Staff interviews expect you to articulate how the system evolves under real growth — not jump straight to the final architecture.
Phase 1 — MVP (single-node Lucene)
Single Elasticsearch/Lucene instance. 10M documents. BM25 scoring. No query parser (simple AND). Precomputed snippets. Serves 100 QPS.
Key components: Lucene/Elasticsearch · Simple tokenizer · BM25 · Static snippets
Move to next phase when: Index exceeds 64 GB RAM; query latency >500ms; need >100 QPS
Phase 2 — Sharded index + ranking pipeline
100 document-sharded index servers. Query coordinator broadcasts and merges. Two-stage rank: BM25 retrieval → LambdaMART rerank on top-100. Query parser with phrase/operator support. Kafka incremental indexer.

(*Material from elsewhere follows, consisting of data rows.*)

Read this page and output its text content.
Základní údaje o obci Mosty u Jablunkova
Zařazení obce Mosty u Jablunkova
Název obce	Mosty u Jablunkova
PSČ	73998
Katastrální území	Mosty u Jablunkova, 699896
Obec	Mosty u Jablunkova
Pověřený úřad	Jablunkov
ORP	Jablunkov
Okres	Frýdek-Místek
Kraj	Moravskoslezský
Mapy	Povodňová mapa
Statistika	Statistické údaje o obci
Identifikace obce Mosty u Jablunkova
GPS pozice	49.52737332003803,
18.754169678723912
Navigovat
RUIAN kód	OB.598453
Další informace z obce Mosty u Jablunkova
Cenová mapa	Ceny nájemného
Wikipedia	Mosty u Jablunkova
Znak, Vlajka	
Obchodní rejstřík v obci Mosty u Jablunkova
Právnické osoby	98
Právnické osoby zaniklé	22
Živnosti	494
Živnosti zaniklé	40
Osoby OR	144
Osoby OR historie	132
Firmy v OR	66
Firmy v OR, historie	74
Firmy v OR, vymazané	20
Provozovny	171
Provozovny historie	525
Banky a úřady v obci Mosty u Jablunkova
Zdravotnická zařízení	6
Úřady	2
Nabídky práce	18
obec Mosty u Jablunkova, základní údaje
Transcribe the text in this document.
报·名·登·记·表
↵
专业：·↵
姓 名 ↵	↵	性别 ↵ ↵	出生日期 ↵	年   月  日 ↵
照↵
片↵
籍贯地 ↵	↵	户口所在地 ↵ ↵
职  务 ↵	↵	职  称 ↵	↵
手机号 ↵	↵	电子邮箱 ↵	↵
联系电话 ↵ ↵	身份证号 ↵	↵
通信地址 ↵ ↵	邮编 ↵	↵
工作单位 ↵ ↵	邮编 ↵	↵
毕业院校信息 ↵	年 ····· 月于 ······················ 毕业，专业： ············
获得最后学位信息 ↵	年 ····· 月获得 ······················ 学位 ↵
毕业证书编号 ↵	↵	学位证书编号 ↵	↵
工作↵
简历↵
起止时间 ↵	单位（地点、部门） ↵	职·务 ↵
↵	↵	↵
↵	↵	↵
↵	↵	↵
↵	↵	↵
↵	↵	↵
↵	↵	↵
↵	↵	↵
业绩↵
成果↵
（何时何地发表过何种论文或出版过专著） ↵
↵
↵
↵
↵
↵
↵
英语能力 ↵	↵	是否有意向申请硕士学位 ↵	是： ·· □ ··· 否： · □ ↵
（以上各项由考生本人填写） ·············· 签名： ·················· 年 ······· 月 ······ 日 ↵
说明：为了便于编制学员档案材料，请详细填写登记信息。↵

Key components: Sharded Lucene · Query coordinator · ML reranker · Kafka indexer · Spell checker
Move to next phase when: 1B documents; need global deployment; ML ranking requires feature store
Phase 3 — Global scale (1B docs, 10K QPS)

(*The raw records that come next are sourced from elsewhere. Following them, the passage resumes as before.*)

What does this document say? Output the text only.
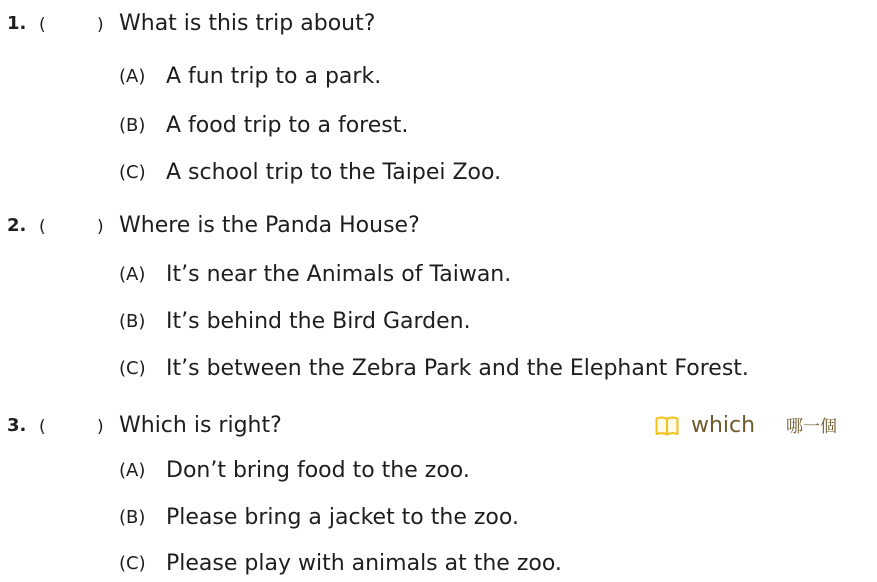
1. (	) What is this trip about?
(A) A fun trip to a park.
(B) A food trip to a forest.
(C) A school trip to the Taipei Zoo.
2. (	) Where is the Panda House?
(A) It’s near the Animals of Taiwan.
(B) It’s behind the Bird Garden.
(C) It’s between the Zebra Park and the Elephant Forest.
3. (	) Which is right?
(A) Don’t bring food to the zoo.
(B) Please bring a jacket to the zoo.
(C) Please play with animals at the zoo.
which 哪一個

Multi-region index replicas. Term-based routing for single-term queries. Feature store (PageRank, click logs, freshness). Personalized rerank layer. Snippet cache in Redis. Query understanding (intent classification) pre-parser.

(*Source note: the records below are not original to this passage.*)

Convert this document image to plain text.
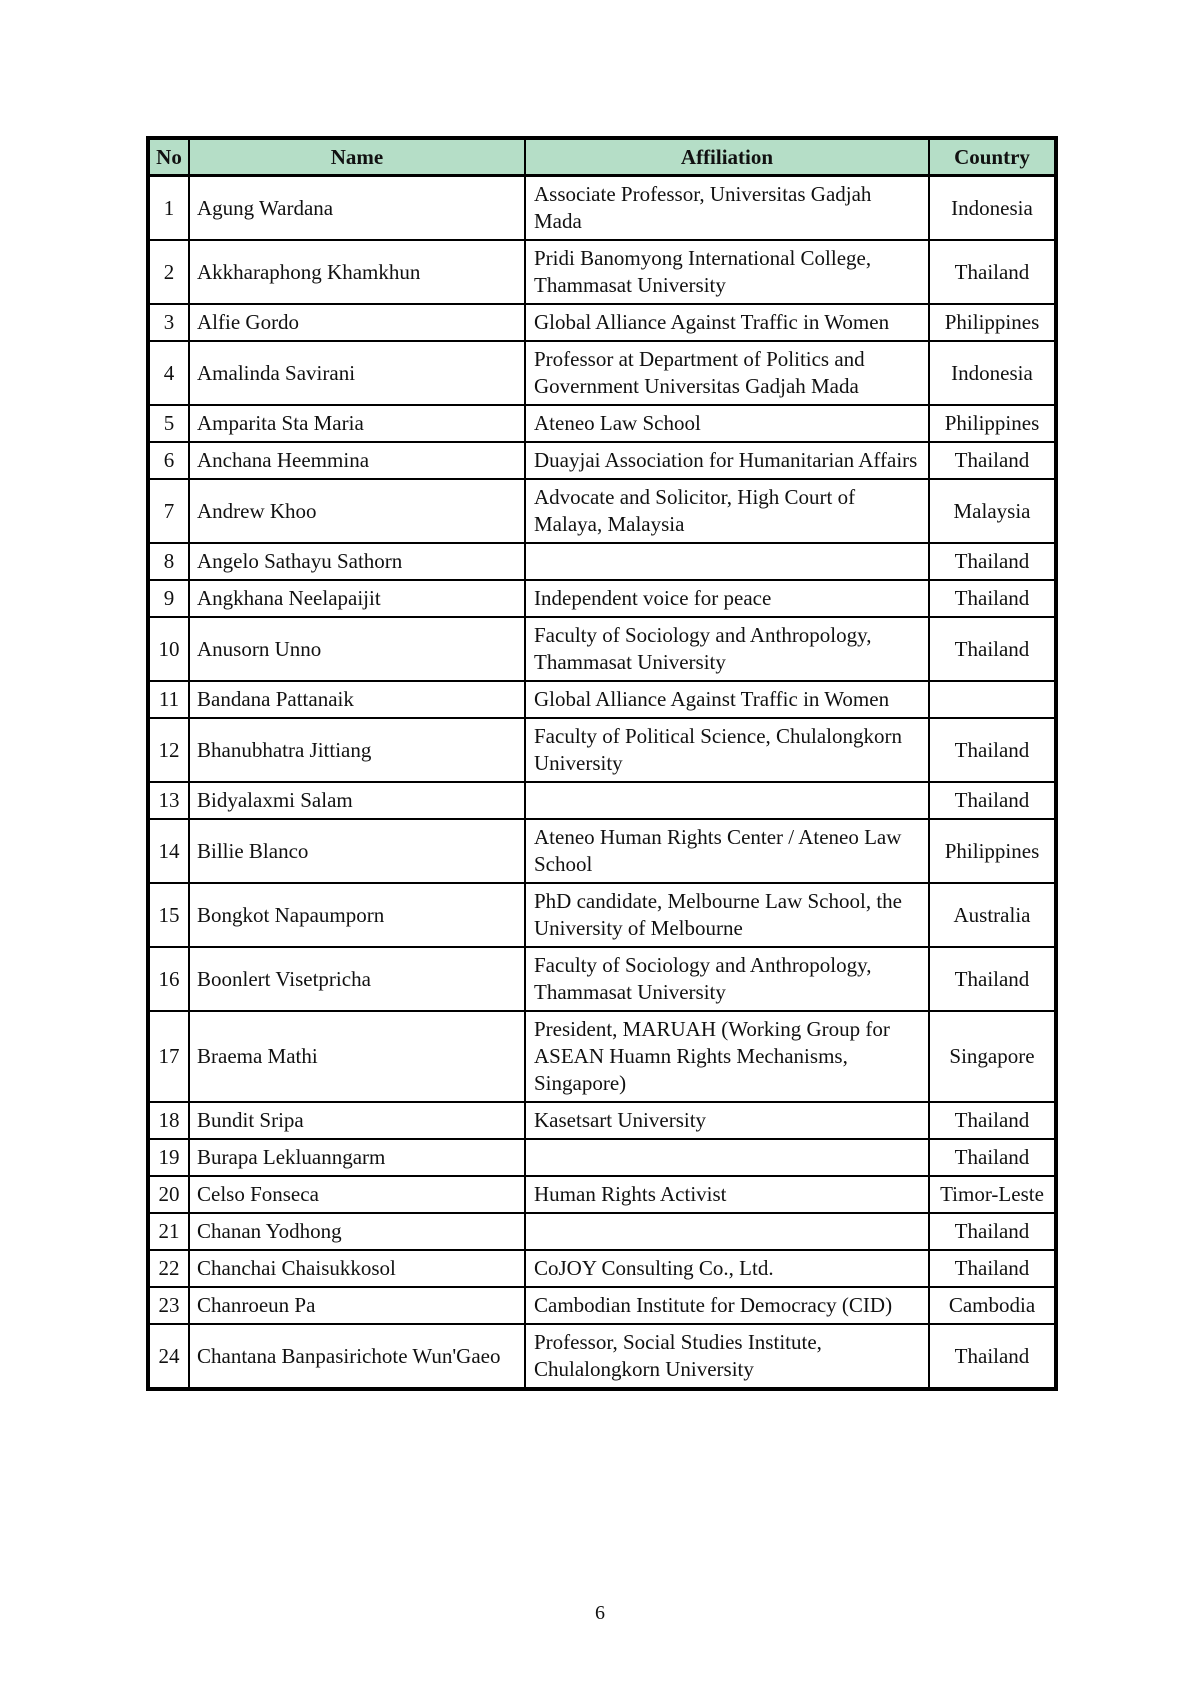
No	Name	Affiliation	Country
1	Agung Wardana	Associate Professor, Universitas Gadjah Mada	Indonesia
2	Akkharaphong Khamkhun	Pridi Banomyong International College, Thammasat University	Thailand
3	Alfie Gordo	Global Alliance Against Traffic in Women	Philippines
4	Amalinda Savirani	Professor at Department of Politics and Government Universitas Gadjah Mada	Indonesia
5	Amparita Sta Maria	Ateneo Law School	Philippines
6	Anchana Heemmina	Duayjai Association for Humanitarian Affairs	Thailand
7	Andrew Khoo	Advocate and Solicitor, High Court of Malaya, Malaysia	Malaysia
8	Angelo Sathayu Sathorn		Thailand
9	Angkhana Neelapaijit	Independent voice for peace	Thailand
10	Anusorn Unno	Faculty of Sociology and Anthropology, Thammasat University	Thailand
11	Bandana Pattanaik	Global Alliance Against Traffic in Women	
12	Bhanubhatra Jittiang	Faculty of Political Science, Chulalongkorn University	Thailand
13	Bidyalaxmi Salam		Thailand
14	Billie Blanco	Ateneo Human Rights Center / Ateneo Law School	Philippines
15	Bongkot Napaumporn	PhD candidate, Melbourne Law School, the University of Melbourne	Australia
16	Boonlert Visetpricha	Faculty of Sociology and Anthropology, Thammasat University	Thailand
17	Braema Mathi	President, MARUAH (Working Group for ASEAN Huamn Rights Mechanisms, Singapore)	Singapore
18	Bundit Sripa	Kasetsart University	Thailand
19	Burapa Lekluanngarm		Thailand
20	Celso Fonseca	Human Rights Activist	Timor-Leste
21	Chanan Yodhong		Thailand
22	Chanchai Chaisukkosol	CoJOY Consulting Co., Ltd.	Thailand
23	Chanroeun Pa	Cambodian Institute for Democracy (CID)	Cambodia
24	Chantana Banpasirichote Wun'Gaeo	Professor, Social Studies Institute, Chulalongkorn University	Thailand
6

Key components: Multi-region shards · Feature store · Personalization · Query understanding · Snippet cache
Move to next phase when: Tail latency SLO breach; or need sub-100ms p99 globally
SLOs & Error Budgets
| Metric | Target | Rationale |
|---|---|---|
| Search p99 latency | < 200ms | Users abandon after 300ms — Google internal benchmark |
| Index freshness | < 1 hour | News and ecommerce need recent content |
| Query success rate (non-empty results) | > 95% | Empty results = bad experience; spell correction helps |
| Index availability | 99.99% | Search downtime is total product outage |
Incident Scenarios (2am reality)
| Scenario | How you detect | Mitigation |
|---|---|---|
| Hot term shard overload ('superbowl' during event) | Single shard p99 >2s; posting list for term exceeds memory cache; other shards normal | Replicate hot term posting list to all shards (pre-warmed for known events); enable query result cache for exact query string; rate-limit autocomplete separately from search |
| Bad segment merge corrupts index shard | Query results missing known docs; shard N doc count drops 30%; merge job error logs | Take shard offline; restore from replica; replay Kafka index events from last checkpoint; disable auto-merge until root cause fixed |
| SEO spam flood indexes 10M junk pages in 1 hour | Index growth rate 100× normal; avg BM25 scores drop; user click-through rate plummets | Emergency crawl policy tightening; bulk delete by domain pattern; reindex affected shards; add domain authority threshold to indexer gate |
Cost Drivers (Staff lens)
- Index storage: 1B docs × 10 KB text × 3× index overhead ≈ 30 TB (compressed posting lists + stored fields)
- Query serving: 10K QPS × 100 shards × 50 ms CPU = ~500 core-shards always active
- ML reranker: GPU inference on top-100 × 10K QPS = significant if not batched (batch to 50ms windows)
- Kafka indexer pipeline: proportional to crawl rate, not query rate
Multi-Region & DR
Full index replicated to 3+ regions (read-only replicas). Query served locally — no cross-region index lookup. Incremental updates originate from primary crawl region, replicated via Kafka mirroring. User-specific ranking features (click history) stored regionally. Global signals (PageRank) synced daily.